The researchers expected a complicated process in the plant involving enzymes and multiple steps, but because the switch appears to be so abrupt and complete, they now believe the process is much simpler than they previously thought.

"Because it happens all at once, and C-lignin has recently evolved in many plant species," Dixon explained, "it has to be simple."

"It's not as if plants suddenly evolved C-lignin 100 million or 200 million years ago and now they all have it; it's that some have it and some don't, even among closely related species," Dixon explained. "Chunliu discovered that once the plant produces C building blocks, the conversion of G building blocks into lignin is inhibited."

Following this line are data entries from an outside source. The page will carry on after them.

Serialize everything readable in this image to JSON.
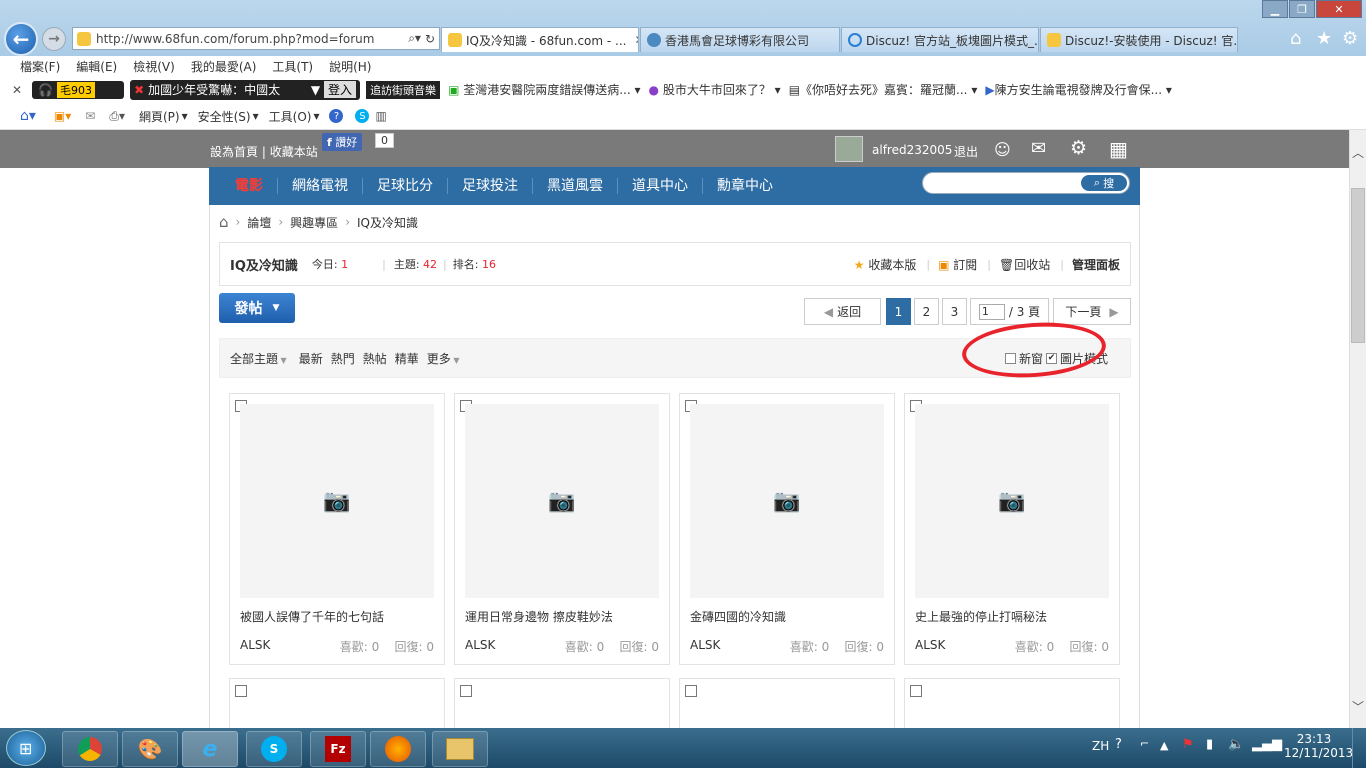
{
  "browser": {
    "url": "http://www.68fun.com/forum.php?mod=forum",
    "tabs": [
      {
        "label": "IQ及冷知識 - 68fun.com - ...",
        "active": true
      },
      {
        "label": "香港馬會足球博彩有限公司",
        "active": false
      },
      {
        "label": "Discuz! 官方站_板塊圖片模式_...",
        "active": false
      },
      {
        "label": "Discuz!-安裝使用 - Discuz! 官...",
        "active": false
      }
    ],
    "menu": [
      "檔案(F)",
      "編輯(E)",
      "檢視(V)",
      "我的最愛(A)",
      "工具(T)",
      "說明(H)"
    ],
    "favbar": {
      "close": "✕",
      "toolbar_count": "毛903",
      "news_ticker": "加國少年受驚嚇：中國太",
      "login": "登入",
      "music": "追訪街頭音樂",
      "items": [
        "荃灣港安醫院兩度錯誤傳送病...",
        "股市大牛市回來了？",
        "《你唔好去死》嘉賓：羅冠蘭...",
        "陳方安生論電視發牌及行會保..."
      ]
    },
    "cmdbar": [
      "網頁(P)",
      "安全性(S)",
      "工具(O)"
    ]
  },
  "site": {
    "top_links": [
      "設為首頁",
      "收藏本站"
    ],
    "fb_like": "讚好",
    "fb_count": "0",
    "username": "alfred232005",
    "logout": "退出",
    "nav": [
      "電影",
      "網絡電視",
      "足球比分",
      "足球投注",
      "黑道風雲",
      "道具中心",
      "勳章中心"
    ],
    "search_btn": "搜",
    "breadcrumb": [
      "論壇",
      "興趣專區",
      "IQ及冷知識"
    ],
    "forum": {
      "name": "IQ及冷知識",
      "today_label": "今日:",
      "today": "1",
      "threads_label": "主題:",
      "threads": "42",
      "rank_label": "排名:",
      "rank": "16",
      "actions": [
        "收藏本版",
        "訂閱",
        "回收站",
        "管理面板"
      ]
    },
    "post_btn": "發帖",
    "pager": {
      "back": "返回",
      "pages": [
        "1",
        "2",
        "3"
      ],
      "current": "1",
      "input": "1",
      "total": "/ 3 頁",
      "next": "下一頁"
    },
    "filters": [
      "全部主題",
      "最新",
      "熱門",
      "熱帖",
      "精華",
      "更多"
    ],
    "view_opts": {
      "new_window": "新窗",
      "picture_mode": "圖片模式"
    },
    "cards": [
      {
        "title": "被國人誤傳了千年的七句話",
        "author": "ALSK",
        "likes": "喜歡: 0",
        "replies": "回復: 0"
      },
      {
        "title": "運用日常身邊物 擦皮鞋妙法",
        "author": "ALSK",
        "likes": "喜歡: 0",
        "replies": "回復: 0"
      },
      {
        "title": "金磚四國的冷知識",
        "author": "ALSK",
        "likes": "喜歡: 0",
        "replies": "回復: 0"
      },
      {
        "title": "史上最強的停止打嗝秘法",
        "author": "ALSK",
        "likes": "喜歡: 0",
        "replies": "回復: 0"
      }
    ]
  },
  "taskbar": {
    "lang": "ZH",
    "time": "23:13",
    "date": "12/11/2013"
  },
  "colors": {
    "nav": "#2e6da4",
    "highlight": "#e8232b",
    "accent_red": "#e8232b"
  }
}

Goal of Better Biomass Crops

The researchers now believe that C-lignin building blocks inhibit the formation of chains containing G building blocks. Scientists are one step closer to developing crops that are primarily composed of C-lignin now that they have a better understanding of this mechanism. If the process is that simple, engineering it may be easier than they imagined. They would only need to introduce genes that activate C-lignin, rather than turn it on and then inhibit G-lignin, as they had anticipated.

"It brings us closer to engineering plants with C-lignin in the sense that it tells us something we don't need to do—something we don't need to be concerned about," Dixon explained.

"Until now, C-lignin was known as a smaller, minor component of the larger lignin molecules found in plant cell walls," Tuskan explained. "It had never been regarded as a significant enough fraction to be commercially significant. However, by incorporating C-lignin into cell walls, we may be able to reduce the energy required for deconstruction. This work is one of several steps toward establishing an economically viable bio-economy."